Only 1.000? (Score:4, Interesting)
Folding@home is at 1.007 PFLOPS of just ATI GPUs :)
(which is an entirely different sort of "computer", but still)
What about latency in gaming? (Score:4, Interesting)
Re:Contest, the rematch... (Score:5, Interesting)
Nvidia's GTX 295 was around 1.7 teraflops I believe, while the (similarly priced) 4870X2 is 2.4. The 'mere' 295 supposedly beats the 4870X2 by 15% average.
The difference is? Nvidia always has pretty good drivers.

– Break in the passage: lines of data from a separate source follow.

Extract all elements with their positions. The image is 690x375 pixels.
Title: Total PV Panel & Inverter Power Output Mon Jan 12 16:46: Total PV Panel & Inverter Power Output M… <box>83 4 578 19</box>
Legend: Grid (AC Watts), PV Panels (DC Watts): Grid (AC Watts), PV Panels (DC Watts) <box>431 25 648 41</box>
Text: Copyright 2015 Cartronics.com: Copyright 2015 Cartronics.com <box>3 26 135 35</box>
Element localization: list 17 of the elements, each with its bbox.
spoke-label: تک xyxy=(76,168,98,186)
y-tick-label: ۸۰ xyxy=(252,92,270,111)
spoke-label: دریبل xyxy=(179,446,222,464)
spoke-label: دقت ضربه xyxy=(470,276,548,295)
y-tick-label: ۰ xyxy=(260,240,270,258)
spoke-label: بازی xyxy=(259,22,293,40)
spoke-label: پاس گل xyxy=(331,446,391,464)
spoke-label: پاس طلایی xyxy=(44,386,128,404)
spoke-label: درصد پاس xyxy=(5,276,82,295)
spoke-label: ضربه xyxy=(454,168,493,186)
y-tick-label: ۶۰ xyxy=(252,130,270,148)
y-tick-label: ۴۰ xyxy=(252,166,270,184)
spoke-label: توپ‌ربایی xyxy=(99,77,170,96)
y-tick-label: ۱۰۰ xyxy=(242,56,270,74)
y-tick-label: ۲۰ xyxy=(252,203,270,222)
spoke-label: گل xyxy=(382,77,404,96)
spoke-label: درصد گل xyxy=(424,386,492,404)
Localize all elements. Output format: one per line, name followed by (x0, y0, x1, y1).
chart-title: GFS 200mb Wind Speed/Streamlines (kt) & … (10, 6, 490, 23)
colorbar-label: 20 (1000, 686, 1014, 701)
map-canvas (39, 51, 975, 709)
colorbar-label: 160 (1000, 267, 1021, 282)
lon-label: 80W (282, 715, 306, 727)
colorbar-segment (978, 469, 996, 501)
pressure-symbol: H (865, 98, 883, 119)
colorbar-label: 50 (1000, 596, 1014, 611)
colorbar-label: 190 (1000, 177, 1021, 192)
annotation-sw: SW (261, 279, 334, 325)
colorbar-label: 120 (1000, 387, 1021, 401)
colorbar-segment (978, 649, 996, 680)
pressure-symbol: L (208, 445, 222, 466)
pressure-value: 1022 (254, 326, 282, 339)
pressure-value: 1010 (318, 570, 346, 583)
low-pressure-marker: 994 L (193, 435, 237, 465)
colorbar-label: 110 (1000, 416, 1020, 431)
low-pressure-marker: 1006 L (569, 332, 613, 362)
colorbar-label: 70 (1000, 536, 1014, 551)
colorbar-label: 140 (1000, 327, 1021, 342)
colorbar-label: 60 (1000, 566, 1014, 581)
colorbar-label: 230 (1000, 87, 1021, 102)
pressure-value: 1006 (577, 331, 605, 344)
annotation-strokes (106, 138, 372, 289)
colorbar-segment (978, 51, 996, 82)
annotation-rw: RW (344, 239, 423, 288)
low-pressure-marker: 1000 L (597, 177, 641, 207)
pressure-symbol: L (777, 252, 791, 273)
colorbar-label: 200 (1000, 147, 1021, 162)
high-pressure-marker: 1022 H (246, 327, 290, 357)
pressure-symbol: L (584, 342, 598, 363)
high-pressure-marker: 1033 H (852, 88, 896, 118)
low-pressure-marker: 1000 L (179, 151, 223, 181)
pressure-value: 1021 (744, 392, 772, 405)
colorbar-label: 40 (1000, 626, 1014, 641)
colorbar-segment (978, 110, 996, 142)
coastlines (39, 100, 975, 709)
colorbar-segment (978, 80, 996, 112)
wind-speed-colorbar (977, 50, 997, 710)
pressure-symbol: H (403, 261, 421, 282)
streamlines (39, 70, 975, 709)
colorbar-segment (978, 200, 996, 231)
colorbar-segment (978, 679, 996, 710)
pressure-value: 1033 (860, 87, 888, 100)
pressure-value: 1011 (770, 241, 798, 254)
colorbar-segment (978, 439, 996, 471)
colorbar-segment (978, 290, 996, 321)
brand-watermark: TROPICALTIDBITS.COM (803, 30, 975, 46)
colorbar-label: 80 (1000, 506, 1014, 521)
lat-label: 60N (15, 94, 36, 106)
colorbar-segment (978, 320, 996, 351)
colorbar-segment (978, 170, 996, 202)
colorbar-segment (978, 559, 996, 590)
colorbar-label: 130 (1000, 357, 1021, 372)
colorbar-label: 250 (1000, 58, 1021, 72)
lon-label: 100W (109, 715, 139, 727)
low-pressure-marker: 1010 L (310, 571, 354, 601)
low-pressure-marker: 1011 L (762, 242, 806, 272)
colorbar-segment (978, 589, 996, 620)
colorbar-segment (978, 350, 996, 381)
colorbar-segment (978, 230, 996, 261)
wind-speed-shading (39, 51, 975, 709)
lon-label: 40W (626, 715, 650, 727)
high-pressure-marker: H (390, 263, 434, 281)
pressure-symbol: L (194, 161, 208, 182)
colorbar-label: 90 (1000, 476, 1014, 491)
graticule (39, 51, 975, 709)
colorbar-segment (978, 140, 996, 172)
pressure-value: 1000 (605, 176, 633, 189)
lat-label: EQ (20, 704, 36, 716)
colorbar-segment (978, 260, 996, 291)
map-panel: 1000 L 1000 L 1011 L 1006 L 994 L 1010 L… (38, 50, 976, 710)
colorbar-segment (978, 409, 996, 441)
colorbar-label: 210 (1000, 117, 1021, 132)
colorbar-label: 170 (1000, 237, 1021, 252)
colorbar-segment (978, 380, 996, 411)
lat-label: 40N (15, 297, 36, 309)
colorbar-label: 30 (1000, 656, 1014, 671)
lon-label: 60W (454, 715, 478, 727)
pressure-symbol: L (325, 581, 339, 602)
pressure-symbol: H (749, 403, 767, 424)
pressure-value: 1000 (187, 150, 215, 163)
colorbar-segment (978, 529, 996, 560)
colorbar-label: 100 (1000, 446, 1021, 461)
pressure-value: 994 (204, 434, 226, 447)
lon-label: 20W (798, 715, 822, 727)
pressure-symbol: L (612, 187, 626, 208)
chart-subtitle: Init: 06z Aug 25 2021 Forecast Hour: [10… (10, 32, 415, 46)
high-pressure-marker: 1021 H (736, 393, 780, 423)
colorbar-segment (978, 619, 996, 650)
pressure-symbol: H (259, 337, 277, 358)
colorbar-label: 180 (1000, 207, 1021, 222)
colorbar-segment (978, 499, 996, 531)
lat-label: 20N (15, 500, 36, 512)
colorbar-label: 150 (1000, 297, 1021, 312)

ATI struggles to allow games to take >50% advantage of even the lowly 3870 (as measured by the card's own performance counters)...let alone a 2.4 tflop card...let alone a massive array of 4870s.
Plus, wouldn't a 1000 GPU 4870 cloud...only allow some 1000 users some fractional percentage of one 4870 capped by latency and other overhead?
Or...are we talking about providing a larger number of mobile devices the equivalent capabilities and speed of 1999's Geforce 256?
Either way...I don't think it'll catch on, and will be a huge money sink for AMD when it needs to be fixing its processor and video card issues for the average, real consumers who are losing faith in AMD's ability to provide reasonable and usefully competitive products.
Ah, the Big Iron versus micros war again.... (Score:5, Interesting)
Figures. See, most people thought that war had been won long ago. Perhaps it was, but now the Big Iron camp has a new ally: Big Software, who REALLY wants to do away with one-time licenses and purchases and substitute the far more lucrative "Web apps" and the subscription licensing and fees that paradigm will allow. They want to re-brand software as "content" and they want consumers to willingly buy into that. Their latest sneaky flanking maneuver is what you know as Web apps, but the objective is the same.
If you say yes to either one, centralized computing or software subscriptions, you're actually saying yes to BOTH.
Nancy Reagan had the better advice: Just Say No... to both.